KUNSTHUIS Gallery, at Dutch House, Crayke, is showing work by four abstract painters, a brace of metal and stone sculptors, a ceramicist and a jewellery maker in its early autumn show, The Balance In Abstraction.

This exhibition of dramatic interpretations of abstract landscapes also features a student showcase by the gallery's selected York St John University Fine Arts graduate, Emma Denby.

The paintings' colours and textures evoke the wild and beautiful, resulting in vibrant and energetic pieces, By combining rich, bold colours and gestural marks, the works "decipher intuitive actions that explore the balance of planned and unpredicted, abstract and representational," says Kunsthuis Gallery's Clare Nattress.

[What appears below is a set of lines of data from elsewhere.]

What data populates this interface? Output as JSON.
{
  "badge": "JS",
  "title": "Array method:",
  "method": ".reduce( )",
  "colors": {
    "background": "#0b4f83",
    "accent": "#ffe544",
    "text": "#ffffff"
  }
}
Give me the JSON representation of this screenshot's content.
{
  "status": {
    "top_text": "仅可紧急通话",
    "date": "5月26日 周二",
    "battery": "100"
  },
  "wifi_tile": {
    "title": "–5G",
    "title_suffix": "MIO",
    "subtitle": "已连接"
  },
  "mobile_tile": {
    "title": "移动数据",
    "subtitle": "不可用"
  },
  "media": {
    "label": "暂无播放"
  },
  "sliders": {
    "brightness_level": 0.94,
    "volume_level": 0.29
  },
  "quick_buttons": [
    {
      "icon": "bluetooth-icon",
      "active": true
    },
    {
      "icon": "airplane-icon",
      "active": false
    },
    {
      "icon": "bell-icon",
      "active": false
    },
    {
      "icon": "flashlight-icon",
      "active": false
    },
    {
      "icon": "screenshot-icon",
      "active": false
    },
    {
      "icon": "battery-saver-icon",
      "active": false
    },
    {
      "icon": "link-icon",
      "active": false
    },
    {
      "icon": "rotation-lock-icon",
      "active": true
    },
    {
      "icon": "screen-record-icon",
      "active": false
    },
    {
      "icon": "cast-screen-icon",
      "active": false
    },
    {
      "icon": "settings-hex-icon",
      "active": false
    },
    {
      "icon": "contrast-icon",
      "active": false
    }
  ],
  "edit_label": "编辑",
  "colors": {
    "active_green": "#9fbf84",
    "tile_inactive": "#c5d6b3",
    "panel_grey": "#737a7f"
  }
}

Abstract painter Jill Campbell's work exposes the tension between trying to achieve detached observation while simultaneously engaging with the experience: looking and being; distance and closeness. Jude Sale's work is never intended to be a replica of what's out there but, rather, a compilation of found objects, colours, textures and sometimes texts chosen along the way.

Nicki Heenan focuses on links between the past and present, delving into her interests in the neolithic sites of Stonehenge and Avebury, their passage through time and the relationship of the stones to each other and the landscape. Janine Baldwin's semi-abstract paintings employ gestural marks and evocative colours.

York Press:

One of Marcus Steel's metal sculptures

Metal sculptor Marcus Steel's starting point is his interest in ancient and modern architectural styles and details from both industrial and vernacular sources. Jamie Gray, an American jewellery maker who lives in London, has an aesthetic rooted in striking colour combinations and a mix of non-traditional jewellery materials.

Kit Hemsley is influenced by coastal textures, colours and forms that are mirrored in his ceramics. Jason Clements works in stone, mostly limestone, using only hand tools, and the majority of his material is sourced from the quarry near Tadcaster that supplies the York Minster masons too.

York St John University graduate Emma Denby caught the eye of the Kunsthuis Gallery curators at her degree show with her work The Foramen. "Made from plaster, they function not only as aesthetically engaging sculpture, but as a platform to question their existence, both in terms of how they’ve come to exist through the physical act of making and also from wandering into the discourse of existence and ‘being’," says Clare.

The Balance In Abstraction exhibition will run at Kunsthuis Gallery, Dutch House, Mill Green, Farm, Crayke, near York, until October 30. Opening hours are 10am to 5pm, Wednesday to Sunday. The gallery has received a finalist nomination for the 2016 Arts & Culture White Rose Awards.